On Tuesday night, Tesla, the electric car and energy storage company headed by Elon Musk, will launch its third vehicle, an all-electric SUV called the Model X. After months of suspense, little is still known about the crossover SUV, which follows Tesla's Roadster and Model S cars. The Signature Series, fully-loaded version of the Model X will cost $132,000, just a little more than a comparable Model S sedan, the standard version will cost closer to $75,000. It will have 'falcon wing' doors that open vertically and three rows of seats.
While the rollout for this new SUV has been anticipated for years, the timing is especially serendipitous. Arriving almost within the same news cycle as Volkswagen's crippling scandal—in which the company admitted that it had programmed 11 million of its diesel cars to cheat emissions tests—offers a welcome boost for Tesla. Car owners are both angry at and wary of car makers, feeling betrayed by one of the oldest and largest car manufacturers in the world. The potential for a paradigm shift in the automobile industry looks much more feasible from a public relations standpoint than it did a few weeks ago.
With Apple planning to enter the electric car race within the next half decade, the stakes have never been higher.
For the moment, electric cars are still struggling to break into mainstream car culture in the United States, something Musk is very much banking on with Telsa and the company's forthcoming Gigafactory in Nevada that will make the lithium-ion batteries for the fleet. The factory is slated to be completed in 2017, with a planned production rate of 500,000 cars per year shortly thereafter.

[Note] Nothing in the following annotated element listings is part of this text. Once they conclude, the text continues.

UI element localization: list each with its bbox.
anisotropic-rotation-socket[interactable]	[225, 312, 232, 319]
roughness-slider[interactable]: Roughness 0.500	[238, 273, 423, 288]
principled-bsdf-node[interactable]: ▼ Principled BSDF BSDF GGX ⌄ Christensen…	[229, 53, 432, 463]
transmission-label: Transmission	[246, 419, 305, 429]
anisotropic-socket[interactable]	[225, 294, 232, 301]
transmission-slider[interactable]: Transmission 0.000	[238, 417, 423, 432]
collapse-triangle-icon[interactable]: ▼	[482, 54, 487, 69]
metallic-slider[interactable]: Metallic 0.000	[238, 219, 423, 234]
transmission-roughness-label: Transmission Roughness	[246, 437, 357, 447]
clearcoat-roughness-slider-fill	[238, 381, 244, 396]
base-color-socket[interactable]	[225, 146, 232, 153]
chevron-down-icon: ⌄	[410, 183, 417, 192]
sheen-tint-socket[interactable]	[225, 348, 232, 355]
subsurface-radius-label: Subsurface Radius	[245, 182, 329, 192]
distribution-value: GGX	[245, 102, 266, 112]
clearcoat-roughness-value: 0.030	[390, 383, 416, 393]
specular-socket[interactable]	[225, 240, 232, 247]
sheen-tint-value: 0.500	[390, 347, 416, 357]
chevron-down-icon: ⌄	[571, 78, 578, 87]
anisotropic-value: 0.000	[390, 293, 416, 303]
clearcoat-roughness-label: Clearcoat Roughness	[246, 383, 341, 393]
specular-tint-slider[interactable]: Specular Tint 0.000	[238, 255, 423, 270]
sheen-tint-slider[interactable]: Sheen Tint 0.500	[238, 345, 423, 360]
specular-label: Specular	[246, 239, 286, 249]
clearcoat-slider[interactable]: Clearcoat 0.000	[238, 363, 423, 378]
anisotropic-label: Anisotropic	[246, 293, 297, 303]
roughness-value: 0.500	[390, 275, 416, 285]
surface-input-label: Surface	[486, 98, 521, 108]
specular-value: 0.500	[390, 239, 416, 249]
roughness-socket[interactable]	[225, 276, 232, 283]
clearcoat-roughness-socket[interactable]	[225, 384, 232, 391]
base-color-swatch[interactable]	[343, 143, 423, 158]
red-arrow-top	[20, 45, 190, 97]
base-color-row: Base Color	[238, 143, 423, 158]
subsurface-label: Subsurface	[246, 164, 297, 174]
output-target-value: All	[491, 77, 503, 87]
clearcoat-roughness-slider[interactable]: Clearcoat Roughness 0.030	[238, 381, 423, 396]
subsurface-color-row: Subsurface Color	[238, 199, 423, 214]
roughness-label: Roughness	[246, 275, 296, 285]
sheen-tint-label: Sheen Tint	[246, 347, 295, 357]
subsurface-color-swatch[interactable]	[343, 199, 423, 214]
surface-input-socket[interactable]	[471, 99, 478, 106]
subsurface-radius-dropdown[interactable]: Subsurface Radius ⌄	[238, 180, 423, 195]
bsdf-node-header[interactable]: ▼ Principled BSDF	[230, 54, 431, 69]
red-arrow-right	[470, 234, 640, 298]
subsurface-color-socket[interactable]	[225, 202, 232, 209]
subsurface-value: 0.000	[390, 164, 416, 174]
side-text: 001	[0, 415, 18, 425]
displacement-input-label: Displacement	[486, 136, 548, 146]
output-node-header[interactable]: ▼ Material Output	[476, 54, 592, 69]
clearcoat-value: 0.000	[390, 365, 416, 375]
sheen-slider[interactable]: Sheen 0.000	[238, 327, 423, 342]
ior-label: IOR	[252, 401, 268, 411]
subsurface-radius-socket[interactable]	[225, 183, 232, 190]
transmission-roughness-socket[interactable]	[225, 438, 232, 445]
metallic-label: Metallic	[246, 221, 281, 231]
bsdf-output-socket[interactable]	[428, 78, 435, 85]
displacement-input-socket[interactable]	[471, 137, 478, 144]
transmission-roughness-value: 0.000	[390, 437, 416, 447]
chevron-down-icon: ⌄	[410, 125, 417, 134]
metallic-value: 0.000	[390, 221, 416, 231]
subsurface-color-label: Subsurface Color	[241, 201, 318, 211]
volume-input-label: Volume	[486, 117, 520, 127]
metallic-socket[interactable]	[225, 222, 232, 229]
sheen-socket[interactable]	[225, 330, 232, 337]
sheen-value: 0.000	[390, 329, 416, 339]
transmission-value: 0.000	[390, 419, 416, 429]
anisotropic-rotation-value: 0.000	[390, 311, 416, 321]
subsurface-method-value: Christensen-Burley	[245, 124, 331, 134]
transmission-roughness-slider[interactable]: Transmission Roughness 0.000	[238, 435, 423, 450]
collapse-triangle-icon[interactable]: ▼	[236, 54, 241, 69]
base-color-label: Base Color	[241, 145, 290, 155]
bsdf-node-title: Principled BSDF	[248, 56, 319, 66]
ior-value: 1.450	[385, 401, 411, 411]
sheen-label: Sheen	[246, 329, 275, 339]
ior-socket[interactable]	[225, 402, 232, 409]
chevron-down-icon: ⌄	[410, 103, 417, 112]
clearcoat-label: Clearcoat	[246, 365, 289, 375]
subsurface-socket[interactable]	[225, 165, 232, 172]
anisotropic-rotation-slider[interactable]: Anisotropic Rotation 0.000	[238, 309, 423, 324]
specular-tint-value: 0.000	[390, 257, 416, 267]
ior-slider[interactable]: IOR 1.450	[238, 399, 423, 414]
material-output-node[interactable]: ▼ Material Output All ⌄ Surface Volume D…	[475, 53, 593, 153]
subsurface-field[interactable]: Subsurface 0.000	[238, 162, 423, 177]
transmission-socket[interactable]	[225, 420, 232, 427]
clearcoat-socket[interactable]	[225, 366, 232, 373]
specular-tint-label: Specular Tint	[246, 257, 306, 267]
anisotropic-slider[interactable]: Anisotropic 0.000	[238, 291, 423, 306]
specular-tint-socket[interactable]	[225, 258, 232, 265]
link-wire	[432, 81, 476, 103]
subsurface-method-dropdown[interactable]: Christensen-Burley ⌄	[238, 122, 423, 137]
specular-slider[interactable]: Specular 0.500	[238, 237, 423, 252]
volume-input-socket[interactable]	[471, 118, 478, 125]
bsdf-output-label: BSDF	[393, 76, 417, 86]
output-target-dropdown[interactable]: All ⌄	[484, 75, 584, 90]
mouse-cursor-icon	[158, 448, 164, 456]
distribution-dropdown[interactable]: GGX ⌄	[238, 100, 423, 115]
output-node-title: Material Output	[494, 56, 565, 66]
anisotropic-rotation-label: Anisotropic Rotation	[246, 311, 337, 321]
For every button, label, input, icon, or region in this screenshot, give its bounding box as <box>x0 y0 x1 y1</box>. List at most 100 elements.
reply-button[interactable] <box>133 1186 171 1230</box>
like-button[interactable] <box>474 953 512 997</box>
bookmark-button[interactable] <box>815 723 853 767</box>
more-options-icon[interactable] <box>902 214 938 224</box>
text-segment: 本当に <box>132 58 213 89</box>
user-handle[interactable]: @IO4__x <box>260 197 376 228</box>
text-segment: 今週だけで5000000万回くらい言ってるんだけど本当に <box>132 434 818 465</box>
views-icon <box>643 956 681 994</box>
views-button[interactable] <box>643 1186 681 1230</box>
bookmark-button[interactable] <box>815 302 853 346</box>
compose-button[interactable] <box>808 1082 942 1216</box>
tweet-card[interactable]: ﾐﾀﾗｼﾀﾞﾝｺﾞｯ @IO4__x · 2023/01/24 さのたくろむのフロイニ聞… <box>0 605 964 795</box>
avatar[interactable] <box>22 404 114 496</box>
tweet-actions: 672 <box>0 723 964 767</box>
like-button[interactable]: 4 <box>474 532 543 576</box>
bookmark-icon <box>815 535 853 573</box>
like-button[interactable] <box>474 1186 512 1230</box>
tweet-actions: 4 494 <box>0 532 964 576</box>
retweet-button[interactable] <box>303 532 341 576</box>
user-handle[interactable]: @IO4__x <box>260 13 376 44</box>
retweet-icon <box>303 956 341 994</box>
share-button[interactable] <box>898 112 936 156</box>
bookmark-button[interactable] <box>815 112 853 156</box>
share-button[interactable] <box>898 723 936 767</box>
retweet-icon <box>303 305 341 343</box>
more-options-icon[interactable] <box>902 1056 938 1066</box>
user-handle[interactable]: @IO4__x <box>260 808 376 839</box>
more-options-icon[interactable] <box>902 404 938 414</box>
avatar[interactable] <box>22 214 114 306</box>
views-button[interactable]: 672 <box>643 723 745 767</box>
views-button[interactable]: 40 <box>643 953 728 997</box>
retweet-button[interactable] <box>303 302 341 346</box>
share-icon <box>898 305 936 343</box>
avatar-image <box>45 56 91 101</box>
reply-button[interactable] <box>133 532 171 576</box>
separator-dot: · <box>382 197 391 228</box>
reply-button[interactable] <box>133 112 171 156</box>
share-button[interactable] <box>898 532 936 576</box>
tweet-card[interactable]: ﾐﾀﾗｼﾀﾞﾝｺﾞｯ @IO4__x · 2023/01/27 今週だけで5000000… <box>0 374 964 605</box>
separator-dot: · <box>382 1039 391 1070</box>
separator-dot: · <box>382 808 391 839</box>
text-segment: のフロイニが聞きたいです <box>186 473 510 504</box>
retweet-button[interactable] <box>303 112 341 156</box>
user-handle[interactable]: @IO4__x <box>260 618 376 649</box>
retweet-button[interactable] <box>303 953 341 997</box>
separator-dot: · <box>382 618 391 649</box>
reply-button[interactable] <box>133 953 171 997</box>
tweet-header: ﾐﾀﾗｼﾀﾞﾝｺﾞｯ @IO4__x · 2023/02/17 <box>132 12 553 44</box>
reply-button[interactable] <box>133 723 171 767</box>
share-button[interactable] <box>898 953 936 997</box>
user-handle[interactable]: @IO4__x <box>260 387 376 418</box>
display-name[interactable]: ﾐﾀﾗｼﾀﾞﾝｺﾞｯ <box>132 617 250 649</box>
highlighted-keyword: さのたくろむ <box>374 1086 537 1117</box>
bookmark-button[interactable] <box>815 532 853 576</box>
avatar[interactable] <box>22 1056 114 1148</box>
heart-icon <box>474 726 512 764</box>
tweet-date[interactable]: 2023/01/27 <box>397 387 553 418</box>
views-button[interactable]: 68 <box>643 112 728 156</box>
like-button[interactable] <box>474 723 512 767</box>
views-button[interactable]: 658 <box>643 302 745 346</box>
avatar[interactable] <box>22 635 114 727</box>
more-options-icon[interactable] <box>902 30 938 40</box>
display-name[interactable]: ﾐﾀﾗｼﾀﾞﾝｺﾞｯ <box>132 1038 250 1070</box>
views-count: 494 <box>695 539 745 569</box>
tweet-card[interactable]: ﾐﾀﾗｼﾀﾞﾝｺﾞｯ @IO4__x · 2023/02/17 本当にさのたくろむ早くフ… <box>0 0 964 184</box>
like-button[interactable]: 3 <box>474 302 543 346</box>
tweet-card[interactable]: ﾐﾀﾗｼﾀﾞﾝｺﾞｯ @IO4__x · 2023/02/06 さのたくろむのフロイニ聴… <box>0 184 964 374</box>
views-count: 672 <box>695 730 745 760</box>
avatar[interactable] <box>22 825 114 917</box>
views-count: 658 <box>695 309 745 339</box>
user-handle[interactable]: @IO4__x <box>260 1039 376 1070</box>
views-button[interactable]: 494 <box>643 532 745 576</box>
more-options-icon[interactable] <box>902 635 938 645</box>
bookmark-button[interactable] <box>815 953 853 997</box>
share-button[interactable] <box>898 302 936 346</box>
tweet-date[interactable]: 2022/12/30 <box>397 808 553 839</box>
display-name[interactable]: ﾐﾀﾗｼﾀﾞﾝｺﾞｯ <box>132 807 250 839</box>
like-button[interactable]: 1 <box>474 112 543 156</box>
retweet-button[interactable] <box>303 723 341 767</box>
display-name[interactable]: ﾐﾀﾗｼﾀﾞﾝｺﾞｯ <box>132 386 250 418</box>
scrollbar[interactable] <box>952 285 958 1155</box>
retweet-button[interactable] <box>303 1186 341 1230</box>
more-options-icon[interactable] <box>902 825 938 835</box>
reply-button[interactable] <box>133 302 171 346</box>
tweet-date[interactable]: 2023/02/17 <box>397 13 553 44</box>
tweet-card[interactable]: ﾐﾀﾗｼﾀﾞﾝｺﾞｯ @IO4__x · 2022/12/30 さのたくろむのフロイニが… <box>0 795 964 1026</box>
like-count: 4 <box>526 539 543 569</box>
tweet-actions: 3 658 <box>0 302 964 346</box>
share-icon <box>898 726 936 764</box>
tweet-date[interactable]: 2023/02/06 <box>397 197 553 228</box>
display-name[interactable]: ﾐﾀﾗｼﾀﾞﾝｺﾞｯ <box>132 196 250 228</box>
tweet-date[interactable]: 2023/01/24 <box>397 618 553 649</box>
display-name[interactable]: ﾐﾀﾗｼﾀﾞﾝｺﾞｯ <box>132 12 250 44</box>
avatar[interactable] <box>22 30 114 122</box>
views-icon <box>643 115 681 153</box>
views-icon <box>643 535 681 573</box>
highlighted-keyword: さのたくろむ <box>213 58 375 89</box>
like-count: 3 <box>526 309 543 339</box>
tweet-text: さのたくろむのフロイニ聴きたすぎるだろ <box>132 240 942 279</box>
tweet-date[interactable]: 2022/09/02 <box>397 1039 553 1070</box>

Cheap gas is also causing some short term growing pains, as electric car sales have slowed in recent months. At the same time, interest in larger vehicles, such as trucks and SUVs, is growing.
According to BloombergBusiness, the Model X will be competing primarily with premium SUVs largely made by German automakers, such as the Audi Q7, the BMW X5 and the Porsche Cayenne. In response to the Volkswagen scandal, Peter Altmaier, chief of staff to German Chancellor Angela Merkel, called upon German carmakers to prove they are still leaders in the industry by outdoing Tesla in the emerging EV market.
“I know Elon Musk, I met him last year, he’s an impressive guy and his Tesla car is an impressive car,” Altmaier said in an interview with Bloomberg Television in Berlin. “I would be very pleased if the German carmakers would be able to produce an e-car that’s better and cheaper than Elon Musk’s car.”
As ExtremeTech reports, the Model X should have the high-end, electric SUV market all to itself for at least a year, when Audi may start shipping its Q8 E-tron crossover SUV. These crossovers combine the sport utility vehicle appeal with a car platform, making them more practical for so-called "soccer moms" and other suburbanites that value space and versatility. They also open up possibilities to road trip enthusiasts, assuming enough electric car charging stations can be installed at regular intervals throughout the country. The 90 kilowatt-hour battery version of the Model X is projected to have a range of roughly 250 miles. One big plus here: Tesla offers free long distance travel on its Supercharger network of charging stations.
Musk, known for his ability to seize the moment and affinity for the big stage, seems to realize the opportunity created by the current negative attention centered on diesel vehicles. Last week he said that what the Volkswagen episode reveals is that "we’ve reached the limit of what’s possible with diesel and gasoline."
"The time has come to move to a new generation of technology," he said.
Katie Fehrenbacher, a senior writer at Fortune covering the electric car industry, thinks this will be one of Tesla's "most important events in months, and potentially years."
"The Model X is a very important car for Tesla," she recently wrote. "The company is using it to transition into selling multiple products (not just its highly-acclaimed Model S), to attract new kinds of customers (many of them women), and to significantly expand its California factory’s production."